The condition causes the bones to fuse together and reduces lung function amongst other serious abnormalities.
‘It all happened so fast. If you’re told there is nothing wrong for that long and then suddenly advised to abort your baby your world collapses.
‘I refused because if there was a chance he could survive, no matter how disabled, then he deserved that.’
But tragically, just two weeks later, Mrs Copland s water’s went at 28 weeks and she was rushed into theatre for an emergency caesarian section on November 14th last year.
Alfie lived for five hours but passed away before his mother woke from the operation.
Her husband Ben, 27, cradled the newborn as he died and later had to break the heartbreaking news to his wife that he had died.

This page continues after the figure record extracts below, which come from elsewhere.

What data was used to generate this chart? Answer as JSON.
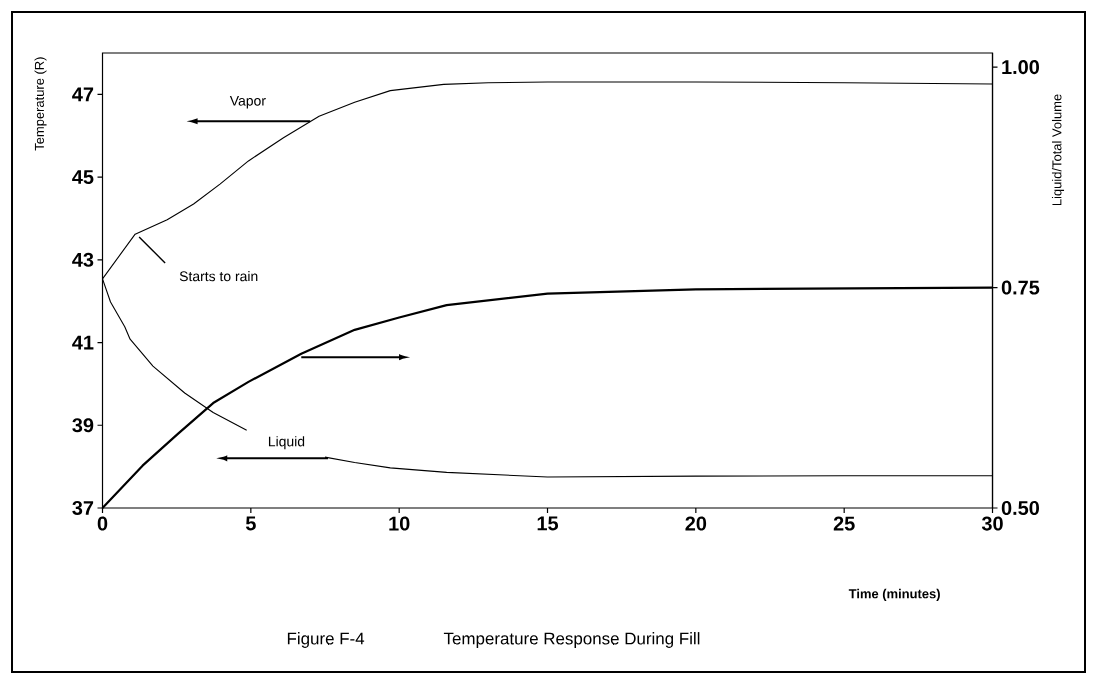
{
  "chart_data": {
    "type": "line",
    "title": "Figure F-4",
    "subtitle": "Temperature Response During Fill",
    "xlabel": "Time (minutes)",
    "ylabel": "Temperature (R)",
    "y2label": "Liquid/Total Volume",
    "xlim": [
      0,
      30
    ],
    "xticks": [
      0,
      5,
      10,
      15,
      20,
      25,
      30
    ],
    "ylim": [
      37,
      48
    ],
    "yticks": [
      37,
      39,
      41,
      43,
      45,
      47
    ],
    "y2lim": [
      0.5,
      1.016
    ],
    "y2ticks": [
      {
        "value": 0.5,
        "label": "0.50"
      },
      {
        "value": 0.75,
        "label": "0.75"
      },
      {
        "value": 1.0,
        "label": "1.00"
      }
    ],
    "grid": false,
    "marker": "none",
    "line_style": "solid",
    "annotations": [
      {
        "text": "Starts to rain",
        "x": 1.1,
        "y": 43.6
      }
    ],
    "series": [
      {
        "name": "Vapor",
        "color": "#000000",
        "x": [
          0,
          1.1,
          2.18,
          3.07,
          3.96,
          4.92,
          6.1,
          7.3,
          8.5,
          9.7,
          11.5,
          13,
          15,
          20,
          25,
          30
        ],
        "values": [
          42.54,
          43.62,
          43.97,
          44.35,
          44.83,
          45.39,
          45.95,
          46.47,
          46.81,
          47.09,
          47.24,
          47.28,
          47.3,
          47.3,
          47.28,
          47.25
        ]
      },
      {
        "name": "Liquid",
        "color": "#000000",
        "x": [
          0,
          0.27,
          0.75,
          0.93,
          1.7,
          2.77,
          3.73,
          4.86,
          6.2,
          7.5,
          8.5,
          9.7,
          11.6,
          15,
          20,
          25,
          30
        ],
        "values": [
          42.54,
          41.98,
          41.38,
          41.08,
          40.43,
          39.78,
          39.31,
          38.88,
          null,
          38.23,
          38.1,
          37.97,
          37.86,
          37.75,
          37.77,
          37.78,
          37.78
        ]
      },
      {
        "color": "#000000",
        "axis": "y2",
        "x": [
          0,
          1.35,
          2.54,
          3.73,
          4.92,
          6.7,
          8.5,
          10,
          11.6,
          15,
          20,
          25,
          30
        ],
        "values": [
          0.5,
          0.548,
          0.584,
          0.619,
          0.643,
          0.675,
          0.702,
          0.716,
          0.73,
          0.743,
          0.748,
          0.749,
          0.75
        ]
      }
    ]
  }
}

She said: ‘I broke down when they brought him to me. I tried to dress him and his limbs were so rigid – it was no wonder he had never moved or I had never felt a kick. I wanted to know how they could have missed it for so long.
‘I had repeatedly told them something was wrong with my baby. They should have listened. ‘
Her son was buried next to the baby Lucy had lost at 17 weeks.
She then set about seeking answers from the hospital.
‘I wanted to express what they had put me and my family through by ignoring my fears for so long.’
In a letter to the family, the general manager of the hospital explained the baby’s condition might have been missed because it only became noticeable in the later stages of pregnancy.
But Lucy disputes this: ‘I begged them to listen to me from 20 weeks but it was easier to dismiss me as paranoid.’
The letter from the general manager also apologised for this and said: ‘I apologise that you were made to feel that you were paranoid; this is unacceptable and the members of staff that you refer to in your letter have been seen … and their attitude and behaviour addressed.’
The letter went on : ‘Any comments made during the scan would have had the intention of reassurance. It was inappropriate that the sonographer suggested your baby was “lazy”. This has been addressed with her.’
The hospital has also issued the following statement.
Chris Wilkinson, director of care quality and chief nurse at Peterborough and Stamford Hospitals NHS Foundation Trust, said: ‘Firstly, the Trust would like to offer our most sincere condolences to the Copland family at this sad time.
‘It is not appropriate to comment specifically about Lucy Copland’s experience, however the concerns of Mrs Copland were raised through the Trust’s formal complaints system.
‘We have completed a full investigation followed by a meeting with the family to present our findings.
‘The Trust will continue to offer its guidance to the family should they need any further advice.’